Whilst a child is subject to police protection, the designated officer has a duty to review the case regularly for the full period the child is under police protection; even if the child has been accommodated elsewhere. If the designated police officer changes during this period, this must be endorsed on the police protection form.

When the local authority is informed they must initiate a Section 47 inquiry and may also then wish to apply to the court for an Emergency Protection Order to protect the child from harm. This order may be applied for by the local authority or by the police.

==Assessment and impact==
The police protection provisions under Section 46 of the Children Act 1989 are sometimes called Police Protection Orders (PPOs). This is incorrect as the powers are carried out without approval by a court and therefore the police do not require a court order to proceed.

A 1998 study of 13 police authorities found that the most common reason for police protection provisions being used was for children "at risk". The other reasons given, in order of number of occurrences were "missing from home", "behaviour", "home alone", "on street", "abduction", "domestic violence", "parents arrest and disputes". They also found that some police authorities placed children with relatives, family friends or other appropriate adults more readily than others.

Masson et al.'s research discovered that three quarters of children removed under police protection provisions were taken to police stations; and when there the police are limited for safe places for them to stay.
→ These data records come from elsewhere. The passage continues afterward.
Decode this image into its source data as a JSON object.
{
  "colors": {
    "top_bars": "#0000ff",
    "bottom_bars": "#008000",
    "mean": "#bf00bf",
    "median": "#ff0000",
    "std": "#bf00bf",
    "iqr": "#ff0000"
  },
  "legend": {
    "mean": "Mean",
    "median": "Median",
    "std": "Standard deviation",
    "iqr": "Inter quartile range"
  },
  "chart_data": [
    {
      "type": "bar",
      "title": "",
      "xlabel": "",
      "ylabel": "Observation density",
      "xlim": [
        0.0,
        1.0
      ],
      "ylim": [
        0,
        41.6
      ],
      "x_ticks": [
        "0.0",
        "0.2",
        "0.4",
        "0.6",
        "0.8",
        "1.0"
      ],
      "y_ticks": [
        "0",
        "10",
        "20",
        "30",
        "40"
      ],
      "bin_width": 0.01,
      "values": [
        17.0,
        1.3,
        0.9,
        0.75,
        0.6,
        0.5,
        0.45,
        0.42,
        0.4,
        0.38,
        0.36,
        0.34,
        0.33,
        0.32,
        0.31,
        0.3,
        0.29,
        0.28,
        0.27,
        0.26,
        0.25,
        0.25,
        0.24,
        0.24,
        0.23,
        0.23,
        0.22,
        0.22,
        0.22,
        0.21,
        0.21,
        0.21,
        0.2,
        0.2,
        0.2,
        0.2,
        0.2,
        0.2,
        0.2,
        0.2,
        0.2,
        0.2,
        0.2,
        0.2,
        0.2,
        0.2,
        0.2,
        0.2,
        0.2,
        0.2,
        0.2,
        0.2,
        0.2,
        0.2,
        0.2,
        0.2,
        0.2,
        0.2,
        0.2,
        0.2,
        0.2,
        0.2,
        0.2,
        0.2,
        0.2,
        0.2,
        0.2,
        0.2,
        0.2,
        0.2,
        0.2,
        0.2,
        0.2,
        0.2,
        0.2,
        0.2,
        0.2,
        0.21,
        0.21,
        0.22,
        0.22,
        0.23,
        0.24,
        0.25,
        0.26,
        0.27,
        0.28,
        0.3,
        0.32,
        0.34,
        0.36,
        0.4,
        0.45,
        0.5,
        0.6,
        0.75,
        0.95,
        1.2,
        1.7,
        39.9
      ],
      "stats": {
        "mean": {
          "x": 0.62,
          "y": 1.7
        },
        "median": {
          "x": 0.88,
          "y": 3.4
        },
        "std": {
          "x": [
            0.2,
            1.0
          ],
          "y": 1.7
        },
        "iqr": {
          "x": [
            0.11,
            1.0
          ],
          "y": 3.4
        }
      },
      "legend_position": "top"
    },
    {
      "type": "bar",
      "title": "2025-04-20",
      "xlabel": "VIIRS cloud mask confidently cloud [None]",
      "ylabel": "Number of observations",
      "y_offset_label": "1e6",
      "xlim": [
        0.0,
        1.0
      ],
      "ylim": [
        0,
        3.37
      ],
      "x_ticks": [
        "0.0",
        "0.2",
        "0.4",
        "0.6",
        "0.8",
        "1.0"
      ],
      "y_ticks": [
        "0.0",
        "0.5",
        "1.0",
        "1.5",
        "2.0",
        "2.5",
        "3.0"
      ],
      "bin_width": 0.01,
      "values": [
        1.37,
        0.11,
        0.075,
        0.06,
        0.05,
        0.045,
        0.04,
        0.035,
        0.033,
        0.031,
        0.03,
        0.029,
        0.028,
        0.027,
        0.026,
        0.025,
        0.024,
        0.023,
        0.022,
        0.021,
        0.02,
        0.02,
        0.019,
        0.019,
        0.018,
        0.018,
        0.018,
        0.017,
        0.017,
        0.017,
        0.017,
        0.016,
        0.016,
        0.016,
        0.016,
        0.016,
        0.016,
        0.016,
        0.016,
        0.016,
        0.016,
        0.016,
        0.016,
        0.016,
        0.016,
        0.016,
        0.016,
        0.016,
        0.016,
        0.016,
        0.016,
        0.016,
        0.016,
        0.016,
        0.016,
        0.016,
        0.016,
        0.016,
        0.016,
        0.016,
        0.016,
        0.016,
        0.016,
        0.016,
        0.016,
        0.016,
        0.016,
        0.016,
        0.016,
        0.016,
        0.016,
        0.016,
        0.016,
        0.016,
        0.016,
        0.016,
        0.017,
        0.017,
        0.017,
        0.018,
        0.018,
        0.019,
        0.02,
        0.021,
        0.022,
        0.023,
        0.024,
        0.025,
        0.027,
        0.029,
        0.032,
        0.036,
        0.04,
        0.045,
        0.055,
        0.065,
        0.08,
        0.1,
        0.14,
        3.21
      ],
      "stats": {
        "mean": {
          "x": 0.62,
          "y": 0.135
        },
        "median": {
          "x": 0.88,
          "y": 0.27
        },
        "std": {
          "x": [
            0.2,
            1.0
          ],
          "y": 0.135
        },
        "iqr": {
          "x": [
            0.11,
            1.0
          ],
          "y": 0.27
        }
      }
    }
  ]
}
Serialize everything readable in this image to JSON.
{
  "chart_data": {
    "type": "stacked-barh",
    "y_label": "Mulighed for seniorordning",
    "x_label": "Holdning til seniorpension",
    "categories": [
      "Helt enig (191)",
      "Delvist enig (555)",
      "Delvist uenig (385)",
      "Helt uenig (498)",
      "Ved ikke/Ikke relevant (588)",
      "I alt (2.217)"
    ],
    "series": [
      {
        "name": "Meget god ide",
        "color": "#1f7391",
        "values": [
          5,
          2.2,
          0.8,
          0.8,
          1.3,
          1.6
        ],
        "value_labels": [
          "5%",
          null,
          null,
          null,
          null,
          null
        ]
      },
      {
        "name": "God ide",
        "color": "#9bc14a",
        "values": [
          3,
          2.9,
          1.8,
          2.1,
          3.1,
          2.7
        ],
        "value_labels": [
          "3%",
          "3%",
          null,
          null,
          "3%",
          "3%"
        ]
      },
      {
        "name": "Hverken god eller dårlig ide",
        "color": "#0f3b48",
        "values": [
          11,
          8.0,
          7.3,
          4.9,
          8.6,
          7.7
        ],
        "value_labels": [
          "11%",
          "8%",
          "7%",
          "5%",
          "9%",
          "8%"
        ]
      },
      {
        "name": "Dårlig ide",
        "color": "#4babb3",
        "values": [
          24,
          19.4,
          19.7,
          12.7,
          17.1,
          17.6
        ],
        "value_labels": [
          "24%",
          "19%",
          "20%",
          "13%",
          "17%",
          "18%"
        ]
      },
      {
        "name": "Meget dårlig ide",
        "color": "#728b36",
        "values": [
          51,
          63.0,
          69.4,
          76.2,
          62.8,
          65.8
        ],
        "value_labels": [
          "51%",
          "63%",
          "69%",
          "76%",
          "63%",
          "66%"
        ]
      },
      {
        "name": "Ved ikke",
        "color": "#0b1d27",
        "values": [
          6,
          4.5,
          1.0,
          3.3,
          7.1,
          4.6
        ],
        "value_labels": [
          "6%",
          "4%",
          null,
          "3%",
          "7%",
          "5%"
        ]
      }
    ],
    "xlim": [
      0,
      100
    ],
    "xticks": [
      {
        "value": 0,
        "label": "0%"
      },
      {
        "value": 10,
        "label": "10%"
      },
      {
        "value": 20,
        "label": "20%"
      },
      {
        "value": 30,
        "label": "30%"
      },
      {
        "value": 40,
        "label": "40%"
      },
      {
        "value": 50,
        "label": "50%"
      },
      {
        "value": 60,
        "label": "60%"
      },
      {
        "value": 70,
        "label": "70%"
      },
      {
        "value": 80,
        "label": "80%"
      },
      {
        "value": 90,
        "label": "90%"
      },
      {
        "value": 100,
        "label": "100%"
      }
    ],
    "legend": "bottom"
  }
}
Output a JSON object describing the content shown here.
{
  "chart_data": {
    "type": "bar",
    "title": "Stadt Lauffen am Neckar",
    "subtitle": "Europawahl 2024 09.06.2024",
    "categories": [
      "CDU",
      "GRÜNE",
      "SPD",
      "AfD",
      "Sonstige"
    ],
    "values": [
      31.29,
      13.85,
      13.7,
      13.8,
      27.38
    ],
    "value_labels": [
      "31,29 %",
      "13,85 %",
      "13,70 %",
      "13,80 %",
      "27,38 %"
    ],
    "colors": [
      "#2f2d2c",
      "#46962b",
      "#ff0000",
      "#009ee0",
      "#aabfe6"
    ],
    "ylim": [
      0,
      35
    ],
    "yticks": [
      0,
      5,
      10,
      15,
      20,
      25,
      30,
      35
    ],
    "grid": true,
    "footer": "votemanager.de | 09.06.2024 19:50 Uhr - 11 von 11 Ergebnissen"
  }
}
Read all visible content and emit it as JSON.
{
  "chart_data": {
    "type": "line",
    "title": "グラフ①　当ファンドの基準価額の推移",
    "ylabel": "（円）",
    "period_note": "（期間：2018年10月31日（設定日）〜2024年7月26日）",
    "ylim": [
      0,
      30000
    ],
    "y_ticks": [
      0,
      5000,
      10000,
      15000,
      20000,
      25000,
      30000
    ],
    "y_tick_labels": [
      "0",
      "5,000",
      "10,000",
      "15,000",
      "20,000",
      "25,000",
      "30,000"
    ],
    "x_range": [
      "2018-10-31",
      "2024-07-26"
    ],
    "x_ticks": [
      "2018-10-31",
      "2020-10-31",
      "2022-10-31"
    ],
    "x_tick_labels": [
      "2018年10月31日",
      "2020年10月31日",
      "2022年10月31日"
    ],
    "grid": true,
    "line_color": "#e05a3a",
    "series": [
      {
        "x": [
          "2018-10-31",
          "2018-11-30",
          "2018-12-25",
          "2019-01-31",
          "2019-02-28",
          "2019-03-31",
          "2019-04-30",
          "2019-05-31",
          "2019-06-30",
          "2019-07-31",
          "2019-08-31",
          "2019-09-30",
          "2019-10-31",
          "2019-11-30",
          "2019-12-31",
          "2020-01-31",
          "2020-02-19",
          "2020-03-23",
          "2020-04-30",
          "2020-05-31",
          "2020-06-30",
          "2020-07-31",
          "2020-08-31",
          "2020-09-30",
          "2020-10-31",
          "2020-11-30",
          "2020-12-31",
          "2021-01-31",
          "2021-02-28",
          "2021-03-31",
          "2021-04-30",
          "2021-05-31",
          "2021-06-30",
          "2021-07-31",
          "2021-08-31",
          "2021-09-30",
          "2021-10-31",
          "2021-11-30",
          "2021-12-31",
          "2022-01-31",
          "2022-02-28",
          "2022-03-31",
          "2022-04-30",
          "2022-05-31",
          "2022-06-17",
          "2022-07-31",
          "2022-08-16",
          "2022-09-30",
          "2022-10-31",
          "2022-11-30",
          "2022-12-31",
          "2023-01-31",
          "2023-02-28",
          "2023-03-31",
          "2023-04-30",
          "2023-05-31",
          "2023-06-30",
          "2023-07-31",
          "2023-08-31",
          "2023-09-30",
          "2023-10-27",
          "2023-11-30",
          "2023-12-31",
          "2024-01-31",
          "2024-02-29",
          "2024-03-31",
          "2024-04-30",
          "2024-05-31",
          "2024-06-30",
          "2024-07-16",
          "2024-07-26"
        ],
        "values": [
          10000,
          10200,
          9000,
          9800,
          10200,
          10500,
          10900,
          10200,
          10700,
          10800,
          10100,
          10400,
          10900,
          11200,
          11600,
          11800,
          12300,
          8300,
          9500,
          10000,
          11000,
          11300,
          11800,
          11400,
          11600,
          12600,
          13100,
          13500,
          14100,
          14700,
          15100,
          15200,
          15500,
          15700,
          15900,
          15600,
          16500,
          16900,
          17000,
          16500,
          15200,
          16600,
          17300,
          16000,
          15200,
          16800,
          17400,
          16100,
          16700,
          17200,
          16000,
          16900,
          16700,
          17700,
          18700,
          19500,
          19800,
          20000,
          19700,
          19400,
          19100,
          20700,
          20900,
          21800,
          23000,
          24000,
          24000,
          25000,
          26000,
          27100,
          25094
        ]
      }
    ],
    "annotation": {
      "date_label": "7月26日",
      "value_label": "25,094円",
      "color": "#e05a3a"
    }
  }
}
It also illustrated that 60% of cases resulted in the child being put into local authority care and found that designated officers were usually uniformed officers and in some cases the designated officers only worked 9–5 hours.

Some local authorities choose to seek assistance from the police when courts are unwilling to hear an application for an Emergency Protection order at short notice. Some police officers feel that they do not have adequate training or skills to make a judgement regarding exercise of their child-protection powers. A larger concern of the police is regarding the consequences of not acting; therefore, covering their backs.